WORLD TRADE ORGANIZATION


 


Introduction


            In order to maintain good trading relationship of different nations, World Trade Organization has been established. The World Trade Organisation (WTO) is the legal and institutional framework of the multilateral trading system. The World Trade Organisation exists to regulate international trade. Its key principle is non discrimination, ensuring that similar products from different countries must be treated the same way. The WTO is a member-driven organisation which nearly always works on a consensus basis. As an international organisation it has a sound and accountable legal basis because all WTO members have ratified the WTO Agreements. The WTO’s rules are set out in a range of international trade agreements covering trade in goods (the GATT), services, intellectual property and agriculture.

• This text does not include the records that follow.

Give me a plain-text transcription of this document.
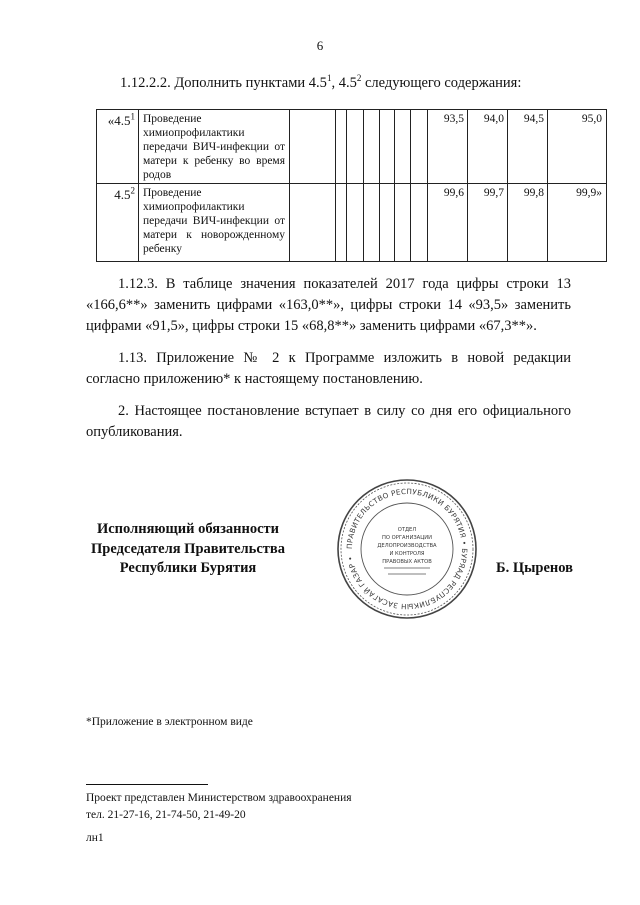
6
1.12.2.2. Дополнить пунктами $4.5^1$, $4.5^2$ следующего содержания:
«$4.5^1$	Проведение химиопрофилактики передачи ВИЧ-инфекции от матери к ребенку во время родов								93,5	94,0	94,5	95,0
$4.5^2$	Проведение химиопрофилактики передачи ВИЧ-инфекции от матери к новорожденному ребенку								99,6	99,7	99,8	99,9»
1.12.3. В таблице значения показателей 2017 года цифры строки 13 «166,6**» заменить цифрами «163,0**», цифры строки 14 «93,5» заменить цифрами «91,5», цифры строки 15 «68,8**» заменить цифрами «67,3**».
1.13. Приложение № 2 к Программе изложить в новой редакции согласно приложению* к настоящему постановлению.
2. Настоящее постановление вступает в силу со дня его официального опубликования.
Исполняющий обязанности
Председателя Правительства
Республики Бурятия
ПРАВИТЕЛЬСТВО РЕСПУБЛИКИ БУРЯТИЯ • БУРЯАД РЕСПУБЛИКЫН ЗАСАГАЙ ГАЗАР •
ОТДЕЛ
ПО ОРГАНИЗАЦИИ
ДЕЛОПРОИЗВОДСТВА
И КОНТРОЛЯ
ПРАВОВЫХ АКТОВ	Б. Цыренов
*Приложение в электронном виде
Проект представлен Министерством здравоохранения
тел. 21-27-16, 21-74-50, 21-49-20
лн1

The World Trade Organization (WTO) is the sole global association addressing the international decrees of trade involving countries. Its major purpose is to guarantee that trade runs as efficiently, predictably, and liberally as probable. The end result is reassurance. Consumers and producers are aware that they can take pleasure in safe supplies and superior alternative of the completed products, components, raw materials and services that they utilize. Producers and exporters are aware that foreign markets will continue to be open to them. The consequence is similarly a more affluent, nonviolent and responsible economic world. Decisions in the WTO are characteristically acquired by consensus among every member nations and they are approved by members’ legislative bodies. Trade hostility is directed into the WTO’s dispute settlement procedure where the center is on understanding agreements and pledges, and how to guarantee that nations’ trade policies stick to them.

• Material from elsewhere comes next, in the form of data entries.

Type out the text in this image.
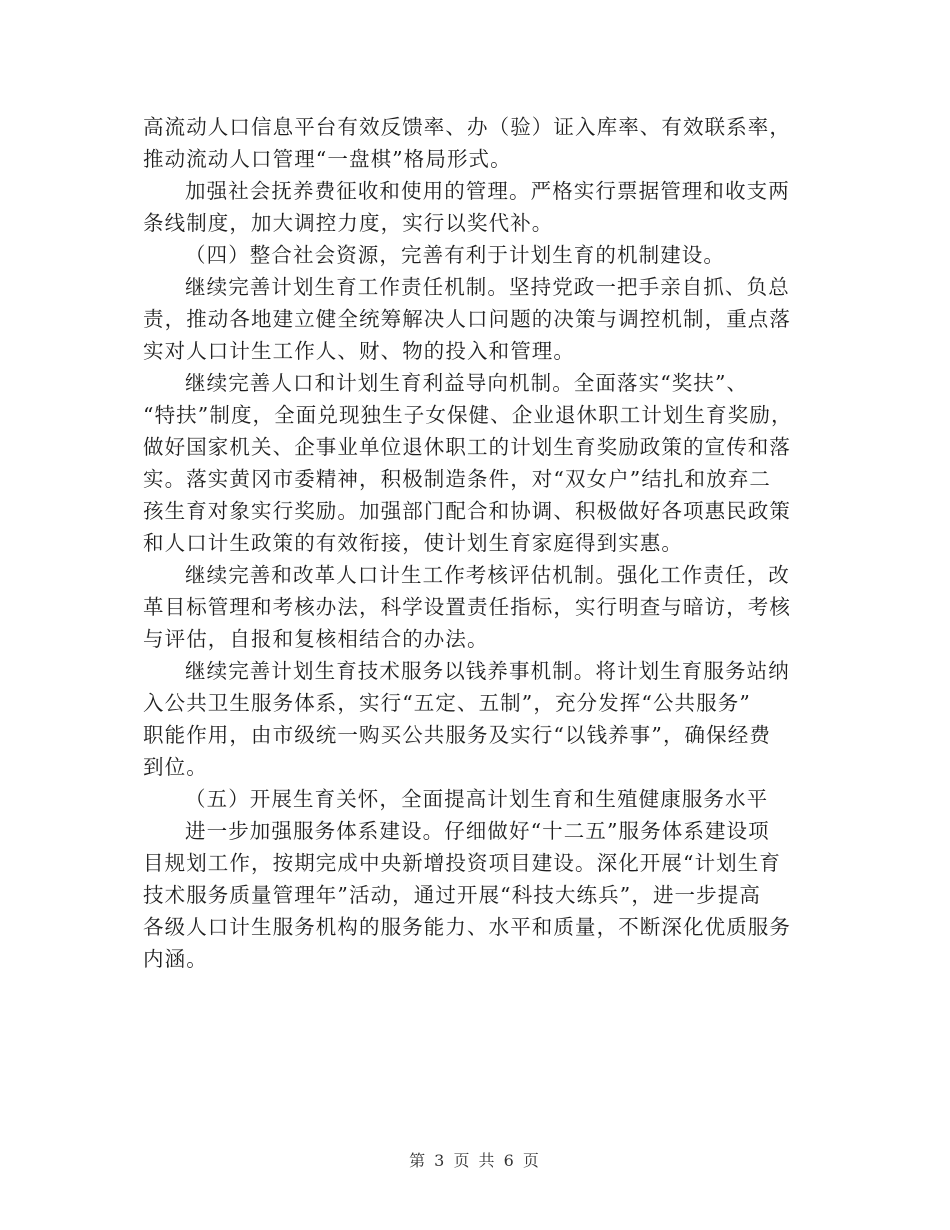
高流动人口信息平台有效反馈率、办（验）证入库率、有效联系率，
推动流动人口管理“一盘棋”格局形式。

加强社会抚养费征收和使用的管理。严格实行票据管理和收支两
条线制度，加大调控力度，实行以奖代补。

（四）整合社会资源，完善有利于计划生育的机制建设。

继续完善计划生育工作责任机制。坚持党政一把手亲自抓、负总
责，推动各地建立健全统筹解决人口问题的决策与调控机制，重点落
实对人口计生工作人、财、物的投入和管理。

继续完善人口和计划生育利益导向机制。全面落实“奖扶”、
“特扶”制度，全面兑现独生子女保健、企业退休职工计划生育奖励，
做好国家机关、企事业单位退休职工的计划生育奖励政策的宣传和落
实。落实黄冈市委精神，积极制造条件，对“双女户”结扎和放弃二
孩生育对象实行奖励。加强部门配合和协调、积极做好各项惠民政策
和人口计生政策的有效衔接，使计划生育家庭得到实惠。

继续完善和改革人口计生工作考核评估机制。强化工作责任，改
革目标管理和考核办法，科学设置责任指标，实行明查与暗访，考核
与评估，自报和复核相结合的办法。

继续完善计划生育技术服务以钱养事机制。将计划生育服务站纳
入公共卫生服务体系，实行“五定、五制”，充分发挥“公共服务”
职能作用，由市级统一购买公共服务及实行“以钱养事”，确保经费
到位。

（五）开展生育关怀，全面提高计划生育和生殖健康服务水平

进一步加强服务体系建设。仔细做好“十二五”服务体系建设项
目规划工作，按期完成中央新增投资项目建设。深化开展“计划生育
技术服务质量管理年”活动，通过开展“科技大练兵”，进一步提高
各级人口计生服务机构的服务能力、水平和质量，不断深化优质服务
内涵。

第 3 页 共 6 页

By lessening the trade obstructions, the WTO’s scheme similarly collapses other barricades involving peoples and nations. At the core of the organization recognized as the multilateral trading system are the WTO’s agreements, discussed and sanctioned by a great majority of the world’s trading countries, and approved in their legislative bodies. These agreements are the officially authorized essentials for global commerce.

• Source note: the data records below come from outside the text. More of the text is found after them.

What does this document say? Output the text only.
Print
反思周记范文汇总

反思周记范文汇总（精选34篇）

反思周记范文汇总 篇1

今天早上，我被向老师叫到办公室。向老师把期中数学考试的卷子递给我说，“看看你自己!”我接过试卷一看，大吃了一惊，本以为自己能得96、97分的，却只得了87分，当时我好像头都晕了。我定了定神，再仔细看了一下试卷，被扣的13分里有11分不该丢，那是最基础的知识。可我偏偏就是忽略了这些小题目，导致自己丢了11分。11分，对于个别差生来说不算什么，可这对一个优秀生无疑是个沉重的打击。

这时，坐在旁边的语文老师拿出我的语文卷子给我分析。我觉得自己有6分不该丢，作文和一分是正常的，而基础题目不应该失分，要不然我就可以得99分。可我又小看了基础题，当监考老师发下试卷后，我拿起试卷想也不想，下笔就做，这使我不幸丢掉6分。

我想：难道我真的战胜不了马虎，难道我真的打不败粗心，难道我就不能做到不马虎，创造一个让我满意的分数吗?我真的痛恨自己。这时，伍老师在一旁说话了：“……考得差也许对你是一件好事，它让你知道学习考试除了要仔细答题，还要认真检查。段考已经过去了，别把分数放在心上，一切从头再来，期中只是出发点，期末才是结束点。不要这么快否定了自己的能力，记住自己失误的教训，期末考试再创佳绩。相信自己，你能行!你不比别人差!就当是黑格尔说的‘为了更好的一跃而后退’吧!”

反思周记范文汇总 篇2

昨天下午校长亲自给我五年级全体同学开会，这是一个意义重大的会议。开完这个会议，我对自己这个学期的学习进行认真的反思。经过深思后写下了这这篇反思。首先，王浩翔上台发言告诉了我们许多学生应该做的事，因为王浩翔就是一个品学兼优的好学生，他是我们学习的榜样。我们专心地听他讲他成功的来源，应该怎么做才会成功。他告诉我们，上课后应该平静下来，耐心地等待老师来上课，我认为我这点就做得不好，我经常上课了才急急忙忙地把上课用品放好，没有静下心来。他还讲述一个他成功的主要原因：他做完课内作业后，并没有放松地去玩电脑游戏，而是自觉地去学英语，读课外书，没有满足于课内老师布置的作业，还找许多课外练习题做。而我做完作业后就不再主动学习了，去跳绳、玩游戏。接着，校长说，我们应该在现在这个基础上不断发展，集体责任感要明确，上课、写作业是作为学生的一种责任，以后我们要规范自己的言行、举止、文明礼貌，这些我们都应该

Fundamentally, they are contracts, promising member countries vital trade rights. They similarly compel governments to maintain their trade policies within established restrictions to everyone’s advantage. The agreements were discussed and ratified by governments, but their principle is to assist producers of goods and services, exporters, and importers carry out their business. The objective is to progress the wellbeing and interests of the citizens of the member countries. This study will take into consideration the discussed attributes of the WTO in different nations.


 


Impact of WTO in Different Nations


According to WTO’s organizational statement, its objective is to “help trade flow smoothly, freely, fairly and predictably…It consists of 135 member nations that shared 90% of the world trade” (2002). In every areas of trade, the WTO promotes the removal of barriers to international competition, enabling countries to benefit from globalization.  (2002) states, “the Organization was to be the centre piece of a much consolidated and significantly widened regulatory framework designed not only to administer a series of legal agreements, covering trade in goods and services, intellectual property rights, and overseas the wherewithal to settle trade disputes, but to provide a permanent forum in which further liberalization could be pursued through periodic negotiation”.


Furthermore, the WTO has a straightforward rationale: free trade
ultimately benefits everyone, even if it means that some people must adjust when trade barriers are lowered (1999). As what (2003) beleives, “all WTO members were on an equal footing, as each one had to subscribe to all the agreements. Dispute settlement was given legal force: where judgement went against a country, it could no longer escape the obligation to correct its policies”. In this sense, it sounds almost perfect of having such a platform in dealing with international trade issues.


With the increase in international trade and the expansion of the global market starting in the 1970s, one recognises a dramatic change in the international economic structure. Large multinational corporations with far-flung corporate networks and global factories dominate this new economic order. Rich and highly industrialised nations like the United States, Japan, Canada, members of the European Union and some newly industrialised countries have experienced unprecedented levels of economic growth and development. On the other side of the picture, a significant number of nations, those who belong to developing countries and least developed countries are not enjoying this unprecedented level of economic growth and development.


Economic growth and development in the world have always been uneven. Since the end of World War II, many of the developing countries have been attempting to catch up economically with the developed countries by promoting industrialisation and using trade policy to cope with the disparate domestic economic development.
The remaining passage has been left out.